Molecular order and dynamics of liquid crystals formed from hydrogen-bonded networks of 5-octadecyloxyisophthalic acid

Abstract

The supramolecular organization of 5-octadecyloxyisophthalic acid (C18ISA) and its complexes with different bases has been studied by polarization microscopy, differential scanning calorimetry (DSC), IR spectroscopy and X-ray diffraction (XRD). The molecular dynamics have been elucidated using solid-state 1H NMR and 2H NMR spectroscopy of C18ISA selectively deuteriated in the 2-, 4- and 6-positions of the aromatic ring. These systems form novel mesogenic structures. The stability of the liquid-crystalline phase depends on intermolecular interactions such as hydrogen and ionic bonding, as well as hydrophobic interactions due to the side-chain packing between the complementary components of the system. On cooling from the melt, C18ISA shows a monotropic liquid-crystalline phase with a non-interdigitated lamellar structure. Optical textures on hydrophobic substrates exhibit a highly fluid smectic phase. On heating, a new type of crystalline mesophase in the temperature range 385–433 K is observed that rests on the hydrophobic interactions of the alkyl chains, while the hydrogen-bonded layer breaks down at the phase transition at 386 K. Similar behaviour is observed for most of the C18ISA-4,4′-bipyridyl complexes.
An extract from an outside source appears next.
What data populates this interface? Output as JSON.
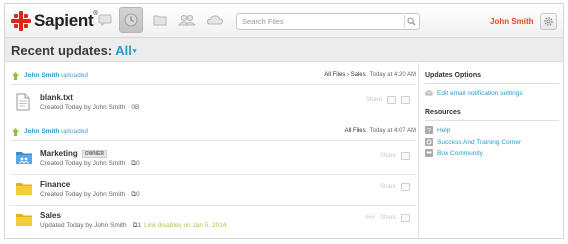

The C18ISA-piperazine complex forms a different enantiotropic liquid-crystalline phase with a broad mesophase range of 150 K. Solid-state 2H NMR spectroscopy proves the high molecular order of the complex, which can be macroscopically oriented in the magnetic field. IR spectral data of the complex indicate both ionic and hydrogen-bonding character. The conformational order of the alkyl chains is reduced at the phase transition into the liquid-crystalline phase so that for this complex the mesophase is stabilized by hydrogen and ionic bonds.